KOLKATA: Art Etc News & Views, a publication of integrated art house Emami Chisel Art, has dedicated its three issues (March, April and May 2012) to Protest Art.
The first issue (March, 2012) covered Frida Kahlo,Jane Alexander and the graffiti art of the MENA countries through a new perspective. The American Object Orange movement, which is a way to protest against the dwindling of heritage buildings in Detroit was also included along with the Russian Peredvizhniki, often called The Wanderers or The Itinerants in English, a group of Russian realist artists who, in protest against academic restrictions, formed an artists' cooperative and finally evolved into the Society for Travelling Art Exhibitions in 1870 and was active till 1890.

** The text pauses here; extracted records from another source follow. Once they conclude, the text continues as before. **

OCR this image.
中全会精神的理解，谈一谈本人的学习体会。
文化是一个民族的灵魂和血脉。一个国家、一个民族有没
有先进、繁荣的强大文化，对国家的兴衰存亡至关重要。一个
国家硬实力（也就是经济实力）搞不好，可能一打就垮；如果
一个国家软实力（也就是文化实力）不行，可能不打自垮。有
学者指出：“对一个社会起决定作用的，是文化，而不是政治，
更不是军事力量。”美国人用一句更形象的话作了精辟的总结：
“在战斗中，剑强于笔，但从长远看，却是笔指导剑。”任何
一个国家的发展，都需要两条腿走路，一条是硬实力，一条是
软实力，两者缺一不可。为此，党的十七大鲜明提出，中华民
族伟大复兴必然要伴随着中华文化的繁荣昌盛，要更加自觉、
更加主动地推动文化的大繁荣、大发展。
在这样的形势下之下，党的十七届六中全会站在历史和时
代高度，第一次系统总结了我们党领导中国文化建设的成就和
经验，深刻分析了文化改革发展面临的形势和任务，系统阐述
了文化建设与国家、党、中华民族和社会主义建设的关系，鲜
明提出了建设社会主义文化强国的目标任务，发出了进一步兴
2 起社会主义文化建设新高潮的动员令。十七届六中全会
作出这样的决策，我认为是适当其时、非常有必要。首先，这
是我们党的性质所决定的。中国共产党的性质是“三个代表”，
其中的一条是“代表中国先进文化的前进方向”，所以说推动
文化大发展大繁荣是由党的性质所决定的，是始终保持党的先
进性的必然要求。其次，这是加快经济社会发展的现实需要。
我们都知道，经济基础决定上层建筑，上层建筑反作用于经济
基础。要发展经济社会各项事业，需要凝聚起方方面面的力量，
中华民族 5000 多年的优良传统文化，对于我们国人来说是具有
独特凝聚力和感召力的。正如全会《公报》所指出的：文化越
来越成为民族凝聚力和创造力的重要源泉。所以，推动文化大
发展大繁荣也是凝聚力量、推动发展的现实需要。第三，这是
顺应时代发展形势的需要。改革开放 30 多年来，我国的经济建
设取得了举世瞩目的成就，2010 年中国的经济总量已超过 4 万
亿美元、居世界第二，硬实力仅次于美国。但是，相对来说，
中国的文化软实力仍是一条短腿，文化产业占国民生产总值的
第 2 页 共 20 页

The second issue (April 2012) presented the Guerilla Girls -- a feminist art movement worldwide, where female artists put the Gorilla mask of anonymity to protest against male chauvinism in the art world. It also featured South African artist Willie Bester, whose art is a constant reminder of the atrocities of the Apartheid days. The protest of Chinese artists, to two German filmmakers who are documenting the Japanese protest pattern after the Fukushima-Daichi accident were also focussed. The photographic art of Rameshwar Broota, Transgressive art as a form of protest, Ai Weiwei, Communalism as a movement which started in India after the Best Bakery and Babri Masjid incidents and the canvas of Manjit Bawa after the Sikh riots in Delhi were also covered in the second issue.
In the last and final edition (May, 2012) of Protest Art, the focus has been on India and other Asian countries and at the same time, aspects of European and American Protest Art have also been included. Also in the edition are the Dadaists of Zurich. The art erupting out of the Bhopal gas tragedy is laid side by side with the stark portrayal of American torturers at the Abu Ghraib prison. The issue also brings to attention the socio-political situation highlighting the genre of poetry and songs along with the visual renditions of some of the most important artists from Bengal. An article on political cartoons and the way they have had an impact on our society -- from Shankar to Laxman and others has also been included. Then there is an article on the Dadaists, headed by Raoul Hausmann, whose voice against authority gave rise to a worldwide movement in Protest Art during and after the World War I. The third issue also takes a close look at the works of Mark Willinger, Bijon Chowdhury and Baptist Coelho.
There are separate sections on Civil Society Protest covering the whole gamut from the American atrocities during the Vietnam War to the art from colonialized Senegal, covering Mona Hotum, Purvis Young, Shireen Neshat, Dorothea Lange to Norman Carlberg. And then of course there are other sections on poster art, Urban protest in Italy, protesting through new media, the Protest art by contemporary Indian artists like Jitesh Kallat, Riyaz Komu, TV Santhosh and others.